Namun bukit yang menutupi tebing di belakangnya ternyata cukup tinggi. Di kaki bukit tempat mobil kami berhenti, ketinggiannya saja sudah mencapai di atas 3000m dpl. Melihat kondisi seperti ini saya sempat berpikir untuk menyerah, namun karena didorong oleh rasa ingin tahu yang besar dan suara alam yang terus memanggil, akhirnya saya memutuskan untuk tetap mendaki.




 Selfie dulu sebelum mulai mendaki

Begitu tiba di atas bukit, meski nafas masih ngos-ngosan namun coba anda tebak apa yang kami dapatkan di balik bukit ini? Wow….so amazing, saya langsung tercengang ketika saya melihat alam yang begitu dahsyat, disuguhkan langsung di hadapan saya. Ternyata ada sebuah lembah yang begitu eksotis di balik bukit ini. Saya mencoba mengumpulkan semua tenaga yang tersisa dan berteriak sekencang-kencangnya. Seketika itu juga terdengar suara menggema balik bersahutan. Ini real, ternyata saya tidak sedang bermimpi.

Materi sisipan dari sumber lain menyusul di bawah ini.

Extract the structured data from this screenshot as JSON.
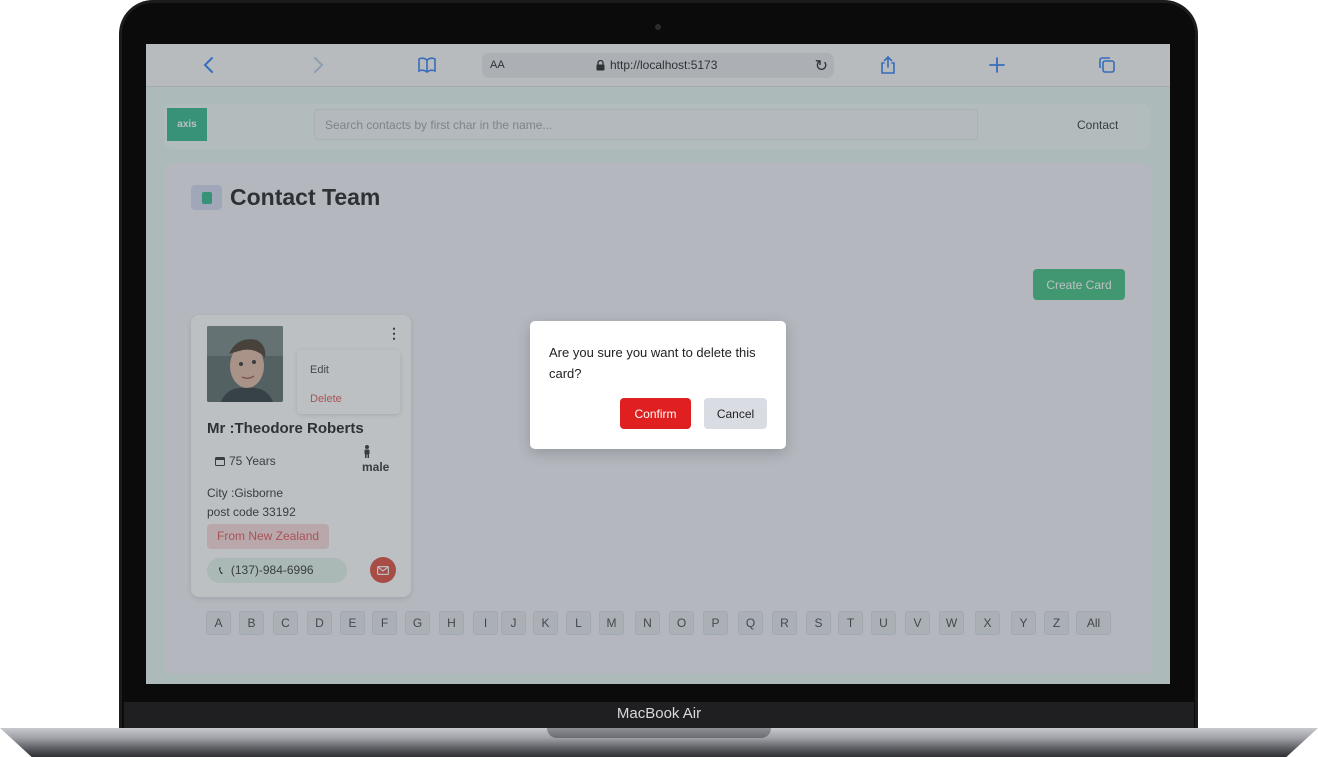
{
  "device": {
    "label": "MacBook Air"
  },
  "browser": {
    "text_size_label": "AA",
    "url": "http://localhost:5173"
  },
  "app": {
    "logo_text": "axis",
    "search_placeholder": "Search contacts by first char in the name...",
    "nav_link": "Contact",
    "page_title": "Contact Team",
    "create_button": "Create Card"
  },
  "card": {
    "menu": {
      "edit": "Edit",
      "delete": "Delete"
    },
    "name": "Mr :Theodore Roberts",
    "age": "75 Years",
    "gender": "male",
    "city": "City :Gisborne",
    "post_code": "post code 33192",
    "country": "From New Zealand",
    "phone": "(137)-984-6996"
  },
  "alphabet": [
    "A",
    "B",
    "C",
    "D",
    "E",
    "F",
    "G",
    "H",
    "I",
    "J",
    "K",
    "L",
    "M",
    "N",
    "O",
    "P",
    "Q",
    "R",
    "S",
    "T",
    "U",
    "V",
    "W",
    "X",
    "Y",
    "Z",
    "All"
  ],
  "modal": {
    "question": "Are you sure you want to delete this card?",
    "confirm": "Confirm",
    "cancel": "Cancel"
  },
  "colors": {
    "accent_green": "#3fbf7d",
    "danger_red": "#e02020",
    "safari_blue": "#2f7ef5"
  }
}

Pertemuan ke dua sisi bukit barisan yang kokoh ini membentuk celah mirip huruf "V". Benar-benar indah dan megah. Ingin sekali turun dan menyusuri lembah itu hingga ke sisi belakang tebing, namun sayang waktu tidak memungkinkan kami untuk melakukan itu pada penjelajahan kali ini. Jika saya datang lagi, saya bertekad akan masuk ke celah itu dan menyusuri lembah ini. Saya sangat yakin bisa menemukan sesuatu yang lebih dahsyat.

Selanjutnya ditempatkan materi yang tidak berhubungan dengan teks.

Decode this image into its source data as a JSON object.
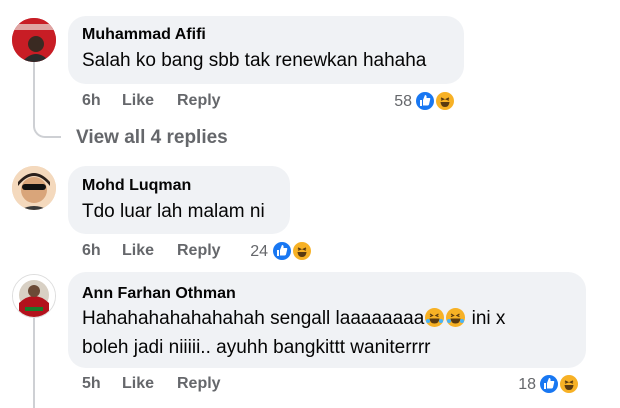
{
  "comments": [
    {
      "author": "Muhammad Afifi",
      "text": "Salah ko bang sbb tak renewkan hahaha",
      "time": "6h",
      "like_label": "Like",
      "reply_label": "Reply",
      "reaction_count": "58",
      "reactions": [
        "like-icon",
        "haha-icon"
      ]
    },
    {
      "author": "Mohd Luqman",
      "text": "Tdo luar lah malam ni",
      "time": "6h",
      "like_label": "Like",
      "reply_label": "Reply",
      "reaction_count": "24",
      "reactions": [
        "like-icon",
        "haha-icon"
      ]
    },
    {
      "author": "Ann Farhan Othman",
      "text_line1_before": "Hahahahahahahahah sengall laaaaaaaa",
      "text_line1_after": " ini x",
      "text_line2": "boleh jadi niiiii.. ayuhh bangkittt waniterrrr",
      "time": "5h",
      "like_label": "Like",
      "reply_label": "Reply",
      "reaction_count": "18",
      "reactions": [
        "like-icon",
        "haha-icon"
      ]
    }
  ],
  "view_replies_label": "View all 4 replies",
  "colors": {
    "bubble_bg": "#f0f2f5",
    "meta_text": "#65676b",
    "like_blue": "#1877f2",
    "haha_yellow": "#f7b125",
    "thread_line": "#ced0d4"
  }
}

Suasana di atas bukit dan sekitarnya begitu hening, benar-benar hening, sangat hening dan hening yang tidak pernah saya rasakan sebelumnya. Ada damai yang sulit diungkapkan dengan kata-kata. Tidak ada orang lain di sana, hanya saya dan teman saya Ali karena Rini dan Nia menyerah setelah melihat terjalnya bukit ini. Ingin rasanya duduk berlama-lama di atas sana sambil memandang alam yang begitu megah. Juga ingin berteriak sekali lagi sekeras-kerasnya, melepaskan semua kegalauan dan beban pikiran yang masih menempel di kepala ini. Ada kepuasan tersendiri saat menemukan tempat ini, karena penemuan ini dilakukan secara tidak sengaja dan benar-benar tanpa direncanakan sebelumnya.

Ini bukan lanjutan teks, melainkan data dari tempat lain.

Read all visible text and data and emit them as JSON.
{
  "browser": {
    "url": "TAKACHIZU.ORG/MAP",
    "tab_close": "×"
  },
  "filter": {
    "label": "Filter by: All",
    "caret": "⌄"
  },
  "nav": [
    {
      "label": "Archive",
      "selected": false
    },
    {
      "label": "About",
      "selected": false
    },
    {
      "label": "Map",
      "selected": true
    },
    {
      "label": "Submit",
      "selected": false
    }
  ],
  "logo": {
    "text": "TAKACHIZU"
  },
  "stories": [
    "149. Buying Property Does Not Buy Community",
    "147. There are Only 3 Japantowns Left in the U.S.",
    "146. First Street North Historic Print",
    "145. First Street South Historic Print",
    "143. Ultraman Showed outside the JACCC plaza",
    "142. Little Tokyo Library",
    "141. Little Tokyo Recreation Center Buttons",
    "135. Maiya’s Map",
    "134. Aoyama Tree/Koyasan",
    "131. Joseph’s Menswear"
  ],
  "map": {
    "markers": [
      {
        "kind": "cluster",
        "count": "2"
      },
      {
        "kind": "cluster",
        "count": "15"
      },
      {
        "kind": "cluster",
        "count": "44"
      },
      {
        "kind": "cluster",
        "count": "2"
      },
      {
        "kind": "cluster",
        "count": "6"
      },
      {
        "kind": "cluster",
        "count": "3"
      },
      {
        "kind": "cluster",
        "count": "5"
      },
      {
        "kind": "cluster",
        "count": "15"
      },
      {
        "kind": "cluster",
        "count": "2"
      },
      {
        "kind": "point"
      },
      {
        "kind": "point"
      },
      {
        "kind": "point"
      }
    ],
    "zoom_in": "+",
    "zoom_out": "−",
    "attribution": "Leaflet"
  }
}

Saat kami kembali ke Xiahe, saya menunjukkan foto lembah ini kepada manager Tara Guesthouse. Dia terlihat sangat terkejut dan menanyakan di mana saya menemukan tempat ini. Menurut dia Baishiya di Ganjia secara umum hanya dikenal sebagai deretan tebing yang berwarna abu muda dan ketika terpancar oleh sinar matahari siang tebing itu akan tampak berwarna putih, namun belum pernah ada yang menyoroti lembah yang terdapat di cekungan, pada pertemuan antara dua sisi tebing ini, and it looks so amazing.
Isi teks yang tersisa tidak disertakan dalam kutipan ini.